The problem is, I need to evaluate the SDFs both on CPU for collision and on the GPU for rendering. For simple scenes, I can hardcode everything I need on both sides and it works, but scaling this seems like a nightmare.

I will start with a problem I'm having which I imagine the solution to be simple and then describe a much bigger thing to be solved.

So, I have 0 experience with shaders. While I managed to set up the rendering shader matching the rendered SDF with the one used on CPU for collision, I'm getting mixed up on the coordinates. To get things working, I'm scaling every argument passed to the SDF function by the screen height and for the SDF position, I'm offsetting the position like so:

Code: Select all

	//Code for the shader, 
    float height = love_ScreenSize.y;
    vec2 p = screen_coords/height;
    vec2 pos = (400,300) //Position the the SDF should be drawn on screen

    //sdCircle is a function that defines the SDF for a circle, taking a vec2 for position and a float for radius
    float d = sdCircle(pos - p, 30/height);
Which kinda works, the position and radius match what I would get with a Love-drawn circle with radius 30 on 400, 300. But with this, I'm getting the SDF in the original coordinates alongside the transformed one. I just kinda guessed this screen_coords/height thing and dividing the arguments by height and it happened to work, but I don't really know if this is the approach I should be taking to matching the texture coordinates with the actual game screen.

So for the second, big problem. Let's imagine a scenario for a very simple game where each of its stages is defined by the union a fixed number of circle SDFs (i.e the min of all the SDFs). I can define the function for a circle SDF on both Lua and GLSL, a mapping function for the union and pass the arguments for each circle to the Love function that takes care of collisions and send also them to the shader. As a proof of concept, this should work well.

But if we go just a bit deeper, like adding an arbitrary number of SDFs for different types of primitives per scene, I'd need to define on a shader the function for every possible primitive, send to it information about how many and which primitives to use and the arguments for each SDF. If I want to compose a scene using different operations between SDFs or send the results of a SDF to another one to add distortions and stuff, I'd need either to parse a whole lot of data inside a shader in a huge mapping function.

It seems to me that the best way to go about this is coming up with a syntax that can handle defining primitives and operations between them, to be parsed directly for CPU collision and injecting shader text file with the definitions for the function I will be using and the mapping function to be used, avoiding the need to iterate through a bunch of data sent to a shader and evaluating nested functions accordingly.

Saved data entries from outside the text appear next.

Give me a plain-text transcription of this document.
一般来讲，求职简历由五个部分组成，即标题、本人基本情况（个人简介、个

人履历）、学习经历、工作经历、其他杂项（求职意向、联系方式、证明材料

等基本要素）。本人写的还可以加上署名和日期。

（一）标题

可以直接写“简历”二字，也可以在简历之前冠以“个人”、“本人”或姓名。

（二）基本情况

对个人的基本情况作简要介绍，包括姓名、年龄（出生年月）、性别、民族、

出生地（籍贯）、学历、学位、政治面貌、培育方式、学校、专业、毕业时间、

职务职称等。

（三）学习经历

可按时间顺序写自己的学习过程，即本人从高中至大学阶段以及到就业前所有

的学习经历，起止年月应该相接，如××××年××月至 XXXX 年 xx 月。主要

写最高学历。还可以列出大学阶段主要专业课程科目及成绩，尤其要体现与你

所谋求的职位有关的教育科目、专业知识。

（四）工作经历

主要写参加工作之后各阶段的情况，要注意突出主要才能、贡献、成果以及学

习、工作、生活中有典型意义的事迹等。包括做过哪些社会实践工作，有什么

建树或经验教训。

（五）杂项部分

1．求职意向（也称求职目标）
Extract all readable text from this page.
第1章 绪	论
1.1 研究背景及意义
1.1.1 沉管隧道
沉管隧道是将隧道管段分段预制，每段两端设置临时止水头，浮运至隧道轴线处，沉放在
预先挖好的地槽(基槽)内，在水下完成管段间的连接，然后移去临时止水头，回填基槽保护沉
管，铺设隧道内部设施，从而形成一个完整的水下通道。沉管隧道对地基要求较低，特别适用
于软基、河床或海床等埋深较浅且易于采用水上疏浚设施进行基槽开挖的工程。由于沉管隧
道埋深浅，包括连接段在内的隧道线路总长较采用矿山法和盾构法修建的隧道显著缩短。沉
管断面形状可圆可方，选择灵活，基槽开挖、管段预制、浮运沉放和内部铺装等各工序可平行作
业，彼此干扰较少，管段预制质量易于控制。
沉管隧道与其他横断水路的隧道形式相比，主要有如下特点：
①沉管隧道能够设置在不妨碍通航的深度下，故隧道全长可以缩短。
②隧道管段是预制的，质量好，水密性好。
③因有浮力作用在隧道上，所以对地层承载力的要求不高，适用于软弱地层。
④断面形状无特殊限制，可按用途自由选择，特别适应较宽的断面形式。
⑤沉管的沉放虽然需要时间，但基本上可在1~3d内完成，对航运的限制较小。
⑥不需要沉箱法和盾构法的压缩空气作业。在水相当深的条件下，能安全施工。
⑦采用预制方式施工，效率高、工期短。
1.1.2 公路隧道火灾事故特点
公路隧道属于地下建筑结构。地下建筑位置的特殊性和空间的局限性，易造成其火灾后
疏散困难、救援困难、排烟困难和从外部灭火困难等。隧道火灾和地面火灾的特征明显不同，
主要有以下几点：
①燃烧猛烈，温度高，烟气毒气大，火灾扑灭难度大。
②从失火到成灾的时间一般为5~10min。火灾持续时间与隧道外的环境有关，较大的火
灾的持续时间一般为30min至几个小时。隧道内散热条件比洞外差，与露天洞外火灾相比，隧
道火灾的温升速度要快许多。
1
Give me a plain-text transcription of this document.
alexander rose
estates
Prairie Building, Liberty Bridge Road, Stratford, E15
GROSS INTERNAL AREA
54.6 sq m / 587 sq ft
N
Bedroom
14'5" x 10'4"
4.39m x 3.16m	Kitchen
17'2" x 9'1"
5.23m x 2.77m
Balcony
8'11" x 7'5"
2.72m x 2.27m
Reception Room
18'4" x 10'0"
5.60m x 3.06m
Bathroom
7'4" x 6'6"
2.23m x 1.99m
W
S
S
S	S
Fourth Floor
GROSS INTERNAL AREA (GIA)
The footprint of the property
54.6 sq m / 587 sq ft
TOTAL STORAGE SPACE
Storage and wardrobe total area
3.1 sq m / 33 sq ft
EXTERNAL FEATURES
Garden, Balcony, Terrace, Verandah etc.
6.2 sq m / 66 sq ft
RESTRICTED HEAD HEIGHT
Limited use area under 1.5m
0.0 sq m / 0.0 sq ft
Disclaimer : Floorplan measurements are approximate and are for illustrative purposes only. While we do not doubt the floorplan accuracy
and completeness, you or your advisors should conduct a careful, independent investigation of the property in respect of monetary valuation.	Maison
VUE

I'm I overthinking this or approaching it from the wrong angle? Any suggestions on how to handle this would be welcome. I probably could use some other method of slopes and terrain deformation, but I've grown fond of SDFs in the little time I had with them. I want to see this working in some capacity.

I'm attaching to this a simple example of what I'm working on. It's a ball rolling around a horseshoe. Collisions handled on the CPU and rendering on a shader. You can see my jank implementation of the shader on main.lua and the collision and physics on collision.lua and Ball.lua.
sdf.lua defines the horseshoe SDF and vec2.lua is just a lib for vector operations, these can be ignored.